No matter how disappointing the Bills’ 38-24 loss to the Chiefs in Sunday’s American Football Conference Championship Game might have been, it’s worth remembering that it was just one game in an otherwise impressive season.

Buffalo’s 15-4 record tied for the best in franchise history with the 1990 and ’91 Super Bowl teams and it played in a league or conference championship game for only the ninth time in its 61 years.

However, that loss at Kansas City’s Arrowhead Stadium – the second-worst defeat of the year only to the 42-16 decision at Tennessee in October – showed some vulnerability that merits concern.

QUARTERBACK Josh Allen’s near-MVP regular season took a bit of tarnish with a pair of give-way-too-much-ground sacks – a 15-yarder that set up 3rd-and-23 in the early going and an 18-yarder that created 4th-and-28 late in the game.

Then, too, offensive coordinator Brian Daboll, whose aggressive play calls helped create Allen’s dramatic improvement, seemed less inclined to attack with field-stretching plays. However, part of that was likely KC’s pressure, which sacked the third-year QB four times and forced him to scramble a dozen times.

Naturally, coach Sean McDermott was second-guessed for taking short field goals – 20 and 27 yards – when the Bills were playing catch-up and had moved deep into the red zone. But, in fairness, that assessment comes from those who benefit from a vision that only became 20-20 after the fact.

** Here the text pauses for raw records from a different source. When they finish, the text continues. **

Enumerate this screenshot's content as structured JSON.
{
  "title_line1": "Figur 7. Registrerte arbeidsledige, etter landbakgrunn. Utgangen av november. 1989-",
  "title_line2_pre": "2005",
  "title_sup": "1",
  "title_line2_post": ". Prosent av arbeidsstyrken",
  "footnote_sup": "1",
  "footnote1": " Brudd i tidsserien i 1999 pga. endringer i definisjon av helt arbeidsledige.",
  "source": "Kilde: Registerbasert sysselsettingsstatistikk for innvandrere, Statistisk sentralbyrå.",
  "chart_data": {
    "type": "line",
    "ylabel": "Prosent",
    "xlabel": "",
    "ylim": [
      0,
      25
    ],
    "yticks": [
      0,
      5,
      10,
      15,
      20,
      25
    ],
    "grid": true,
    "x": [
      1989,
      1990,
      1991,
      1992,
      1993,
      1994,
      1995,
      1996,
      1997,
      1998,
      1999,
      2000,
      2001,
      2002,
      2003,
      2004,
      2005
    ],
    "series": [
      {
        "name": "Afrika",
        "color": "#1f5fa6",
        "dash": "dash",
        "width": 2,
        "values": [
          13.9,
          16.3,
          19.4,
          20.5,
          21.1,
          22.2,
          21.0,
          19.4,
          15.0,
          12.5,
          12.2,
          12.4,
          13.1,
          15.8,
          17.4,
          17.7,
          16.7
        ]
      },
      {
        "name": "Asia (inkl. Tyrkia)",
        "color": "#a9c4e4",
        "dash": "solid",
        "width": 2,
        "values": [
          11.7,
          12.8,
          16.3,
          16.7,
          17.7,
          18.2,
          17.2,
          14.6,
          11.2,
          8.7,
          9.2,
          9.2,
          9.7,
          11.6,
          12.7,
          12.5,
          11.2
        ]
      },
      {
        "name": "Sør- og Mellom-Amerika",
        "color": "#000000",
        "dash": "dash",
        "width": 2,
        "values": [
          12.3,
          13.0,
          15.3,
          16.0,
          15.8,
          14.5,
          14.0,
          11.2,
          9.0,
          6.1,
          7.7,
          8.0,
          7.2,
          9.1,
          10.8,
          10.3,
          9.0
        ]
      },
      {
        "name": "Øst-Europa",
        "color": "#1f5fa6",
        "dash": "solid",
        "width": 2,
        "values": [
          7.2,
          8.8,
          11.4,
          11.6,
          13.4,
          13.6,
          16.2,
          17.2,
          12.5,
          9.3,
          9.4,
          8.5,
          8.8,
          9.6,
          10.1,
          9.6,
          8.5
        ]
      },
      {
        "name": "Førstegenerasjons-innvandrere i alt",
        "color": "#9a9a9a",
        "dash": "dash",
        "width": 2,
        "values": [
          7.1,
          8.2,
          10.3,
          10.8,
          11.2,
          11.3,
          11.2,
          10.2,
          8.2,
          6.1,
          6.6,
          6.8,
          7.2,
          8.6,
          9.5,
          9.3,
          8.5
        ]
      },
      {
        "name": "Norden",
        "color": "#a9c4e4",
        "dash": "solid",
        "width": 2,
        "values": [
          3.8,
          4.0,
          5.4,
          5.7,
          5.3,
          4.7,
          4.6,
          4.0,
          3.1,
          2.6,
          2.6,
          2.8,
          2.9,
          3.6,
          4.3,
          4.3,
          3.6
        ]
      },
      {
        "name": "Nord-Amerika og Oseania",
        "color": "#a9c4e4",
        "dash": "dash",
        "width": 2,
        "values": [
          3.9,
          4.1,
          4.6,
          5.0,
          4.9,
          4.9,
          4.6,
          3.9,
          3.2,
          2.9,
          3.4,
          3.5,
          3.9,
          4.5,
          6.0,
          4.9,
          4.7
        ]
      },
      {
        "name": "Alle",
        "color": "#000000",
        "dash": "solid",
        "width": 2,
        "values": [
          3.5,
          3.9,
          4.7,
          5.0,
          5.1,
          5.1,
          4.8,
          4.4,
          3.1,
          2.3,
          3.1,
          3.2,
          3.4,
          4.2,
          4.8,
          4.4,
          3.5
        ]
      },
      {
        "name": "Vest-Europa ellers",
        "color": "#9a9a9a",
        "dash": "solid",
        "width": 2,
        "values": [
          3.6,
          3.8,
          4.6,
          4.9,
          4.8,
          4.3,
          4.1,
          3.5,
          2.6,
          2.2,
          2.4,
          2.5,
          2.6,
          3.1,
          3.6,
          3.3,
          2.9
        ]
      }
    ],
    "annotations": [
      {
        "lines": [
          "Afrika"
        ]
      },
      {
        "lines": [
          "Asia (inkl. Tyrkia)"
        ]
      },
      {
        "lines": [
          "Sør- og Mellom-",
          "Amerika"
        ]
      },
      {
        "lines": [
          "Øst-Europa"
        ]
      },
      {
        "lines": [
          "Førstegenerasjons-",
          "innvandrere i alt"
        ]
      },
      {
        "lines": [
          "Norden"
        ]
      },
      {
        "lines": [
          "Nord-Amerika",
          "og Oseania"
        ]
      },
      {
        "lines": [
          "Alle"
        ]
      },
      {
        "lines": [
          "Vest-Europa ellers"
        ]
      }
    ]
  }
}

What’s certain is Allen, who led the team with 88 rushing yards versus KC, most of them running for his life, got zero help from the ground game, unless you count 32 yards on nine carries from his backs as being productive.

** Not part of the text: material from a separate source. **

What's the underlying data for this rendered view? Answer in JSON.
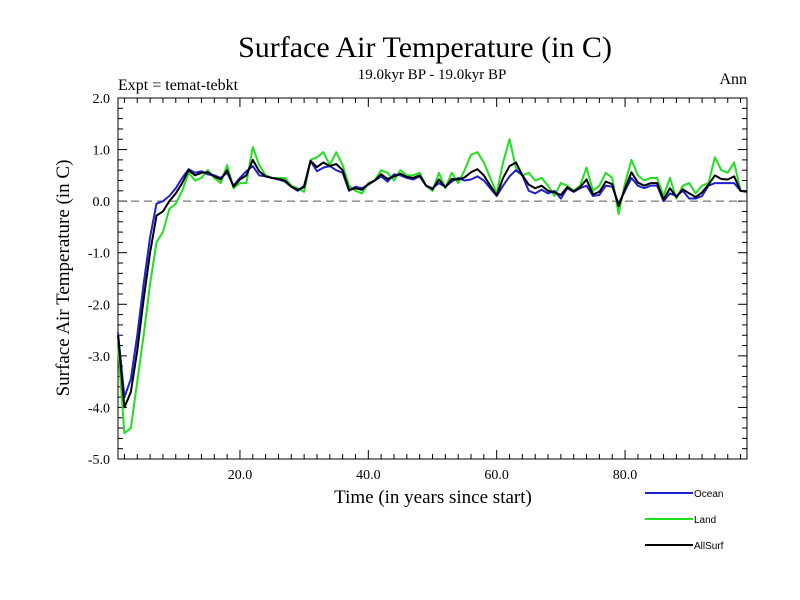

He can improve his decision-making, already having done it with his accuracy, which many predicted couldn’t happen. Where he really needs help is from the front office in finding a running game.

MORE WORRISOME was a defense that stubbornly stuck with zone pass coverage against the Chiefs as tight end Travis Kelce (13 catches, 118 yards, 2 TDs) and wide receiver Tyreek Hill (9 for 172) ran free in the secondary.

Worse, 15 of the Chiefs’ 64 plays went for at least 11 yards, seven of them for 15 or more, including a 50-yard end-around and a 71-yard reception.

After holding opponents under 20 points in five of the previous nine games, Buffalo let Kansas City roll up 439 yards total offense and score three touchdowns in a span of barely 10 minutes of the second quarter that effectively put the game away.

Clearly the Bills’ defensive line needs to be more stout, though the return of tackle Star Lotuleilei, who opted out of this past season due to Covid-19, should help.

Offensively, Buffalo’s passing game seems set with Allen, Stefon Diggs, Cole Beasley, John Brown and Gabriel Davis, but running back is a major question and the line could stand to be bolstered.

SO WHAT HAPPENS in 2021?

Because of the strong season, the Bills pick third-to-last in the first round of the 2021 draft at No. 30. They currently have six selections: rounds one through three, two fifths and a sixth with a seventh rounder possible from a deal with Carolina.

But, of more immediate concern, is the fact Buffalo has 15 unrestricted free agents. The most important, by far, is outside linebacker Matt Milano followed by two offensive linemen, guard/center Jon Feliciano and tackle Daryl Williams, who had a glittering first season in Buffalo, and even all-purpose wide receiver Isaiah McKenzie.

Meanwhile, defensive end Trent Murphy and tight end Tyler Kroft will likely be waived as they were inactive in a number of games down the stretch. Several others could be the victim of age: tackles Ty Nsekhe (36) and Jordan Devey, cornerback Josh Norman, returner Andre Roberts and special teamer Taiwan Jones (all 33) fit that category.

And what about backup quarterback Matt Barkley (31), little-used guard Brian Winters (30), No. 3 running back T.J. Yeldon and reserve safety Dean Marlowe?

There are a number of critical free-agent decisions the Bills have to make and without an excess of salary-cap space to do it.

FINALLY, THERE’S the 2021 schedule.

Start with the usual home-and-home games against the AFC East: Patriots, Dolphins and Jets.

The rest of Buffalo’s home slate isn’t bad. Other than two playoff teams – Steelers and Colts – it’s rounded out by the Texans, Falcons and Panthers.

However, the non-division road schedule is brutal. Besides visits to both Super Bowl teams – Kansas City and Tampa Bay – there are trips to a pair to 2020 playoff cities – New Orleans and Tennessee – plus a game at Jacksonville.

That’s a daunting task even for a team that made it to the conference championship game.